Displays the file size in the specified path, in bytes.
G)-DUS collects statistics on the file size in the directory.
This command shows the total size of the file in the specified path, in bytes.
H)-count the number of statistical files (CLIPS)
Displays the number of folders, number of files, and total file size in a specified path.
I)-MV mobile
This command option indicates moving HDFS files to the specified HDFS directory. The following two paths are followed. The first one indicates the source file and the second one indicates the target directory.
J)-CP Replication
Copy the specified HDFS file to the specified HDFS directory. The following two paths are followed. The first is the copied file, and the second is the destination.
K)-RM delete a file/blank folder
The specified file or empty directory cannot be deleted.
L)-RMR recursive Deletion
Recursively Delete All subdirectories and files in a specified directory
M)-copyfromlocal copy from local
The operation is consistent with-put.
N)-movefromlocal move from local
This command moves the file from Linux to HDFS
O) Merge getmerge to local
Merge all files in the directory specified by HDFS to files in local Linux,
A)-CAT/-text to view the File Content
B)-setrep: set the number of copies.
Modify the number of copies of saved files, followed by the number of copies, followed by the file path
If two replicas are added, HDFS automatically copies the files and generates new copies.
If the last path represents a folder, you need to follow the option-R to change the copy of all files in the folder.
Hadoop FS-setrep-R 4/d1
Another option is-W, indicating that the command is exited only after the copy operation is complete.
Hadoop FS-setrep-r-W 1/d1
C)-touchz: Create a blank File
D)-Help help
Display the help information, followed by the Command Options to be queried, such:
Hadoop FS-help RM
Note: The content displayed by this command option is not completely accurate.
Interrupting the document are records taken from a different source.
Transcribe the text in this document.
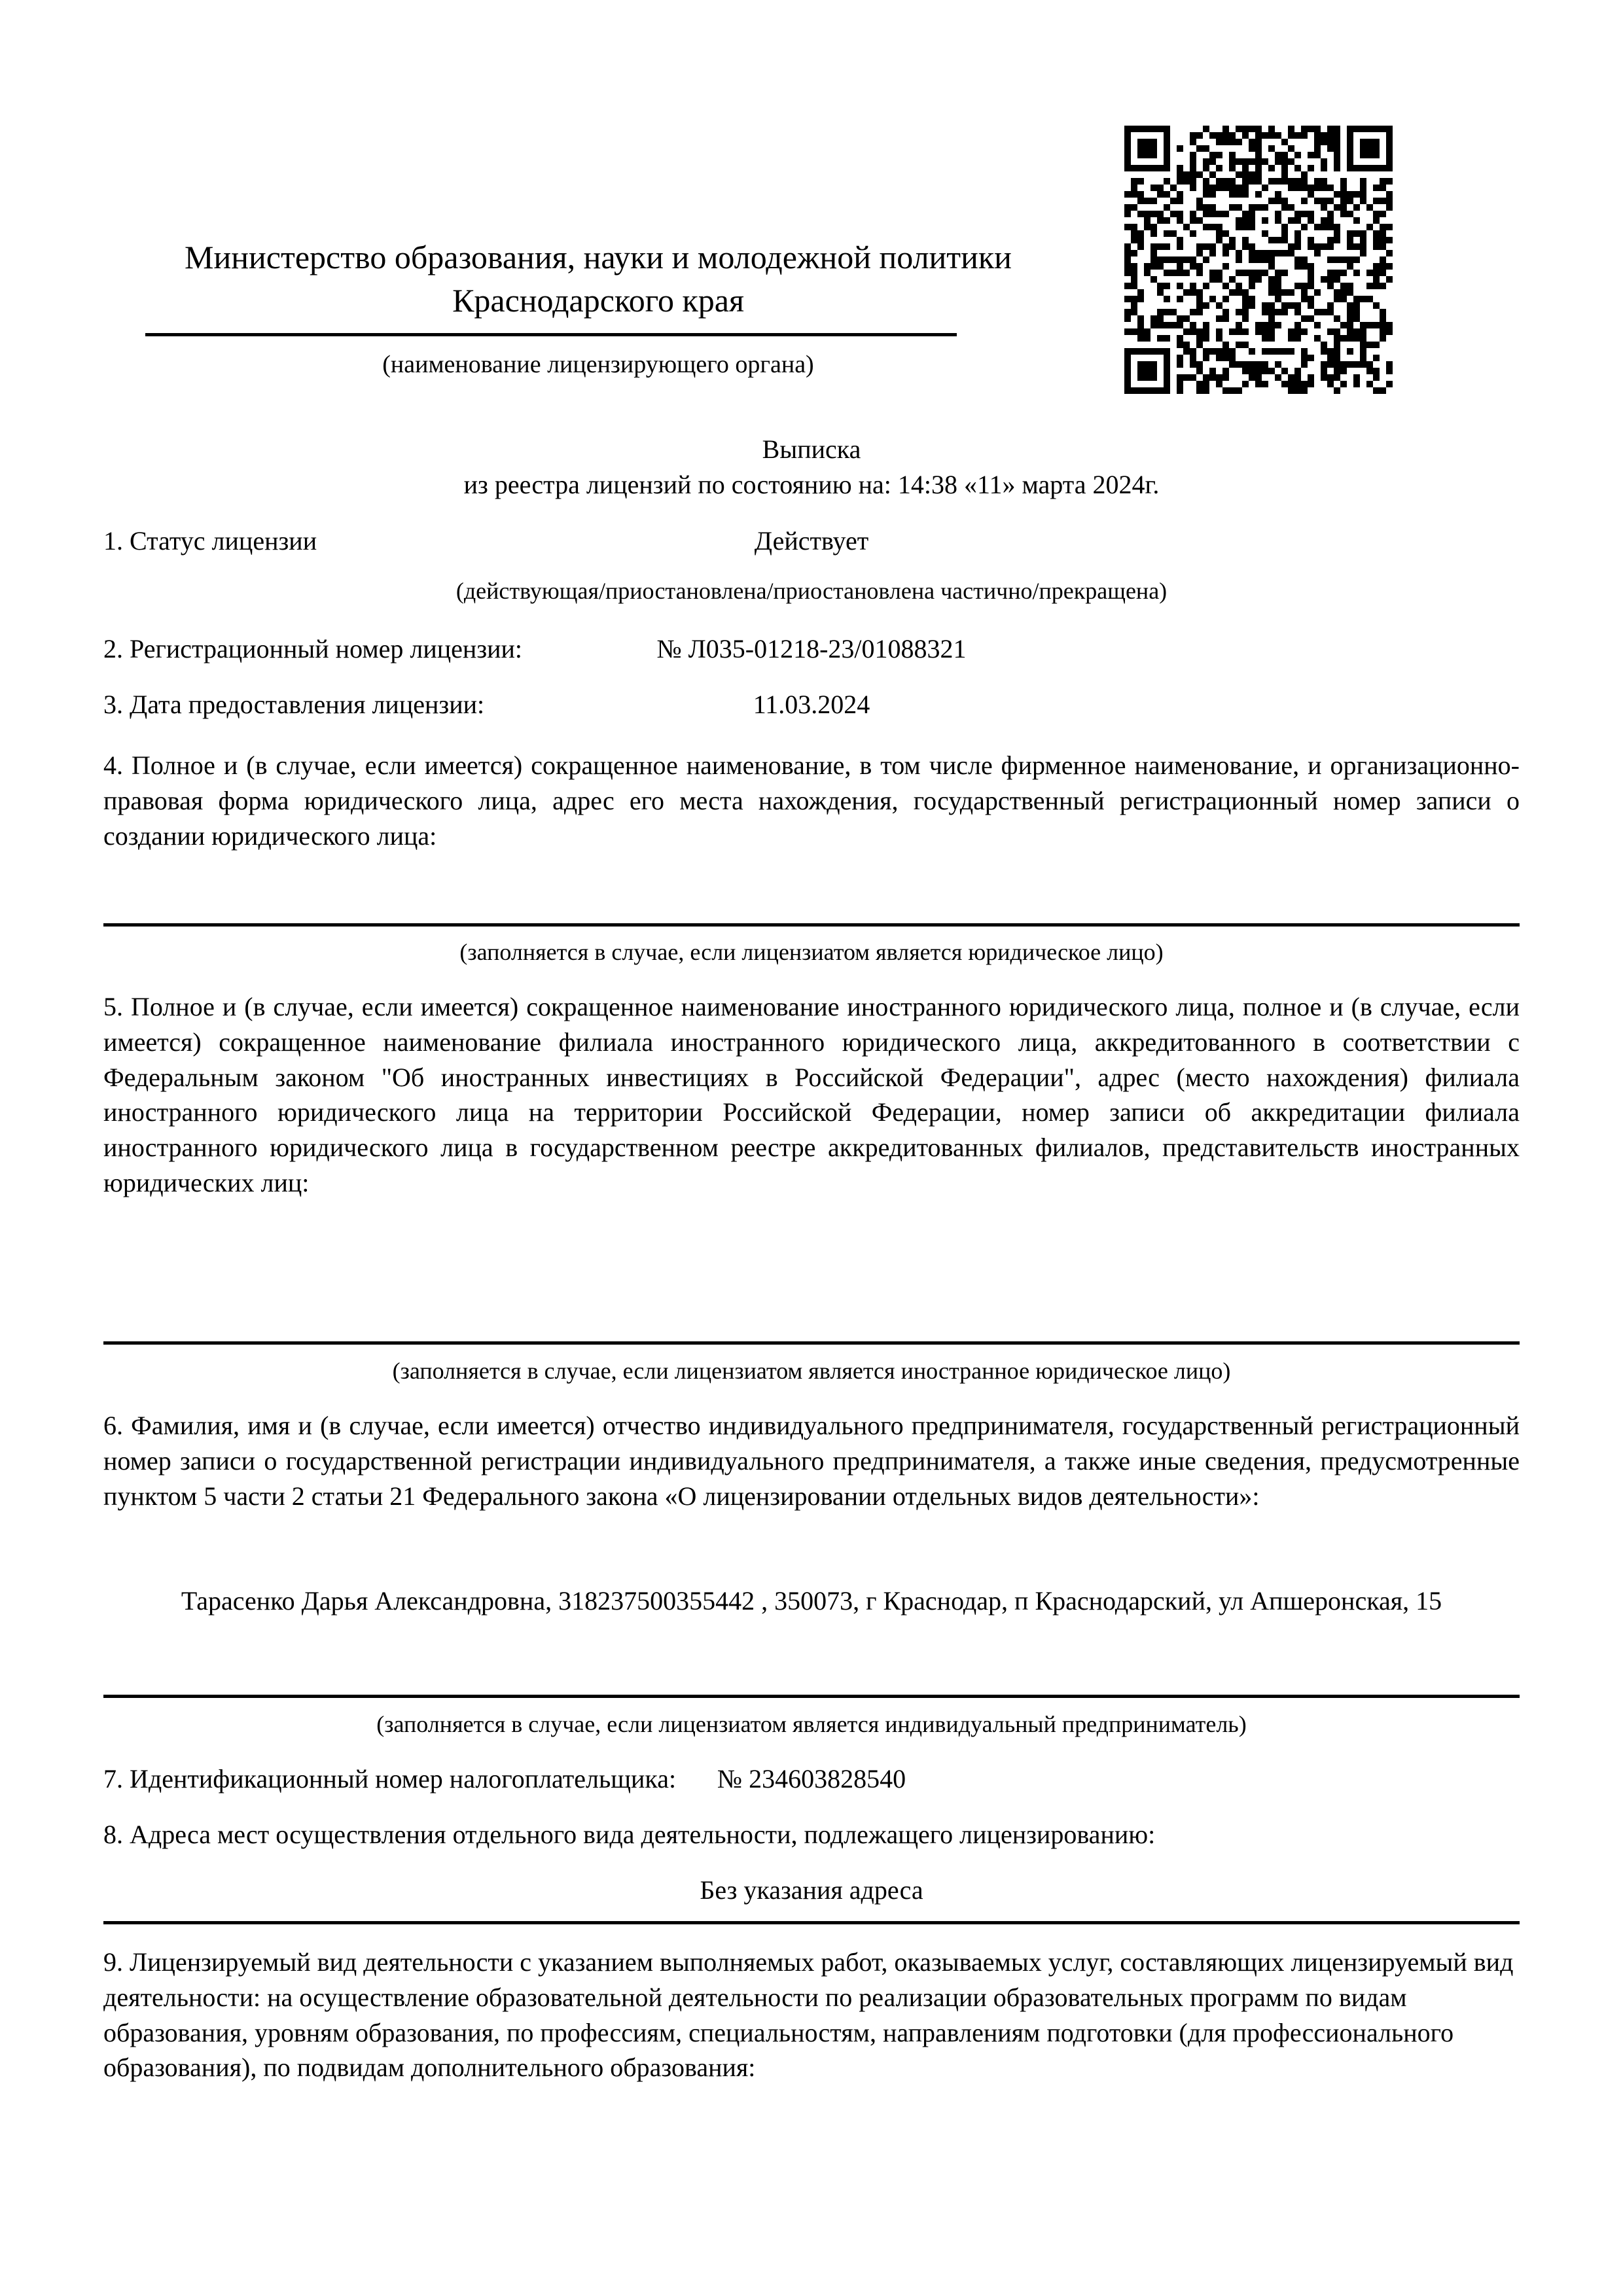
Министерство образования, науки и молодежной политики
Краснодарского края
(наименование лицензирующего органа)
Выписка
из реестра лицензий по состоянию на: 14:38 «11» марта 2024г.
1. Статус лицензии	Действует
(действующая/приостановлена/приостановлена частично/прекращена)
2. Регистрационный номер лицензии:	№ Л035-01218-23/01088321
3. Дата предоставления лицензии:	11.03.2024
4. Полное и (в случае, если имеется) сокращенное наименование, в том числе фирменное наименование, и организационно-правовая форма юридического лица, адрес его места нахождения, государственный регистрационный номер записи о создании юридического лица:
(заполняется в случае, если лицензиатом является юридическое лицо)
5. Полное и (в случае, если имеется) сокращенное наименование иностранного юридического лица, полное и (в случае, если имеется) сокращенное наименование филиала иностранного юридического лица, аккредитованного в соответствии с Федеральным законом "Об иностранных инвестициях в Российской Федерации", адрес (место нахождения) филиала иностранного юридического лица на территории Российской Федерации, номер записи об аккредитации филиала иностранного юридического лица в государственном реестре аккредитованных филиалов, представительств иностранных юридических лиц:
(заполняется в случае, если лицензиатом является иностранное юридическое лицо)
6. Фамилия, имя и (в случае, если имеется) отчество индивидуального предпринимателя, государственный регистрационный номер записи о государственной регистрации индивидуального предпринимателя, а также иные сведения, предусмотренные пунктом 5 части 2 статьи 21 Федерального закона «О лицензировании отдельных видов деятельности»:
Тарасенко Дарья Александровна, 318237500355442 , 350073, г Краснодар, п Краснодарский, ул Апшеронская, 15
(заполняется в случае, если лицензиатом является индивидуальный предприниматель)
7. Идентификационный номер налогоплательщика:	№ 234603828540
8. Адреса мест осуществления отдельного вида деятельности, подлежащего лицензированию:
Без указания адреса
9. Лицензируемый вид деятельности с указанием выполняемых работ, оказываемых услуг, составляющих лицензируемый вид деятельности: на осуществление образовательной деятельности по реализации образовательных программ по видам образования, уровням образования, по профессиям, специальностям, направлениям подготовки (для профессионального образования), по подвидам дополнительного образования:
For example, the result of querying count is not accurate, but the usage of all command options is displayed.
1. Execute hadoop [do not write anything] to check which commands supported by hadoop
2. Execute hadoop FS [do not write anything later]. You can view the commands supported by hadoop HDFS.
Complete HDFS-shell command writing
Hadoop FS-ls HDFS: // hadoop: 9000/
Same as hadoop FS-ls/
Principle:
When installing hadoop, we modified a core-site.xml file where
<Name> fs. Default. Name </Name>
<Value> HDFS: // hadoop: 9000 </value>
The attribute value of FS. Default. name indicates the HDFS path, HDFS: // hadoop: 9000.